Pas de conflit, pas de recadrage public. Juste un petit signal : « Bouge-toi un peu ».
💡 Et ça marche. Les gens font plus d’efforts, reviennent avec de meilleures questions.
✅ Résultat : on évite les tensions et on préserve l’ambiance générale.
🧑🔧 Un bon support vaut de l’or
Quand Airbus Defence and Space a annoncé publiquement qu’ils utilisaient Orekit, ils ont souligné un point étonnant :
“Le support communautaire est meilleur que celui d’éditeurs propriétaires qu’on paie très cher.”
💥 Boom. Voilà ce qu’une communauté engagée et disponible peut offrir.
Un bon support, c’est de l’accueil, de l’échange, de la confiance. Et ça attire de nouveaux contributeurs.
🧭 Posez un cadre clair : la gouvernance
Pas de communauté pérenne sans règles du jeu claires. C’est là qu’intervient la gouvernance.
📜 C’est un peu la constitution de votre projet :
Où on va 🚀 ;
Comment on prend les décisions 🗳️ ;
Qui fait quoi 🧑💼.
👉 Publier ce cadre, c’est :
Gagner en transparence ;
Créer de la confiance ;
Permettre à chacun de s’engager en conscience.
🛑 Attention cependant : ne sacralisez pas tout.
Exemple : Orekit mentionne encore les patchs par mail dans sa gouvernance… alors que plus personne ne fait ça depuis longtemps.
Moralité : ne mettez que ce qui doit vraiment être gravé dans le marbre.
📝 Le reste (guide de contribution, workflows…) doit rester souple et évolutif.
🏛️ Quel modèle de gouvernance choisir ?
Il en existe plusieurs, chacun avec ses avantages et ses pièges.
Le dictateur bienveillant à vie (BDFL) 👑
→ Rapide, efficace, mais étouffe la participation.
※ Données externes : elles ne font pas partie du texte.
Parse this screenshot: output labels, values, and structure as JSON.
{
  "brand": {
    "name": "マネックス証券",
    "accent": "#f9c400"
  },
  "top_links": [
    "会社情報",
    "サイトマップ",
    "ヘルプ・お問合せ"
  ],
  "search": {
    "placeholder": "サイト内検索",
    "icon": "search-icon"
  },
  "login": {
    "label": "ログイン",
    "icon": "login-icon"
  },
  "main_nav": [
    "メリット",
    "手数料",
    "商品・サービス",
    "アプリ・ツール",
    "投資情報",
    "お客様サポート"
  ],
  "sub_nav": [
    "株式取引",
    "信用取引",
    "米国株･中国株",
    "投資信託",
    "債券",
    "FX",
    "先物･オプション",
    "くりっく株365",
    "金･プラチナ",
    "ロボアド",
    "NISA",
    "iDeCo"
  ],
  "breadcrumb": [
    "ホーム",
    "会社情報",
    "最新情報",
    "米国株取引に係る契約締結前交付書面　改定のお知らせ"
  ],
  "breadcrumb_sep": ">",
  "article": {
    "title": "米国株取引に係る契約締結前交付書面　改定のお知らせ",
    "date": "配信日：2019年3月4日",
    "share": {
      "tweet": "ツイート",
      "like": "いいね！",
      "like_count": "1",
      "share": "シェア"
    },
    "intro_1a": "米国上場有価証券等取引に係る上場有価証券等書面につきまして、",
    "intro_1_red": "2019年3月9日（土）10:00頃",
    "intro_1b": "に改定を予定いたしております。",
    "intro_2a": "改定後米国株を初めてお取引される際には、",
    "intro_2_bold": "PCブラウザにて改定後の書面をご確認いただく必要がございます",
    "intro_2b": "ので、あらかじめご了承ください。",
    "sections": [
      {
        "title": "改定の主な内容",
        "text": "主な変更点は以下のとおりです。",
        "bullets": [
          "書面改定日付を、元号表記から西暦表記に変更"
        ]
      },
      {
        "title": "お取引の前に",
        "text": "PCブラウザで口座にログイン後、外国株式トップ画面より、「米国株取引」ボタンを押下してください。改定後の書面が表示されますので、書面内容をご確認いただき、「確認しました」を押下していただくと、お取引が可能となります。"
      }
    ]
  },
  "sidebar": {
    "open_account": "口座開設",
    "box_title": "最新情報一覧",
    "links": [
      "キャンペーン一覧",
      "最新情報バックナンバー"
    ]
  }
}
Gare au fork…La méritocratie 🏅
→ Le mérite passé donne le pouvoir. Problème : les anciens sont parfois écoutés même quand ils ne font plus rien, au détriment des nouveaux actifs.
⚠️ Attention à l’effet « caste ».La démocratie 🗳️
→ Pouvoir tournant, basé sur des élections. Plus juste, mais plus complexe à organiser.La do-ocratie 🛠️
→ Ceux qui font ont raison. Souple, mais parfois floue. Le consensus est parfois trop… mou.
💡 Besoin d’aide pour choisir ?
Regardez du côté de :
Minimum Viable Governance (une base minimaliste)
Governing Open Source Projects (plein de pistes à explorer)
Chez nous, dans la Coopérative Code Commun, on aime les budgets contributifs et la prise de décision par consentement. Si vous voulez, on vous en parle avec plaisir !
📏 Adoptez un code de conduite
Même si tout se passe bien, même si votre communauté est composée de Bisounours 🧸…
Le jour où une personne toxique arrive, vous serez bien content d’avoir un code de conduite.
📋 C’est lui qui vous permettra de dire :
“Ce comportement n’est pas acceptable selon nos règles.”
✅ Pas d’arbitraire. ✅ Pas de malentendu. ✅ Et une communauté protégée.
✅ En résumé
🧠 Un bon cadre social, c’est :
De la bienveillance dès le départ ;
Une régulation douce des abus ;
Un support communautaire de qualité ;
Une gouvernance claire, souple et adaptée ;
Un code de conduite explicite, pour éviter les dérapages.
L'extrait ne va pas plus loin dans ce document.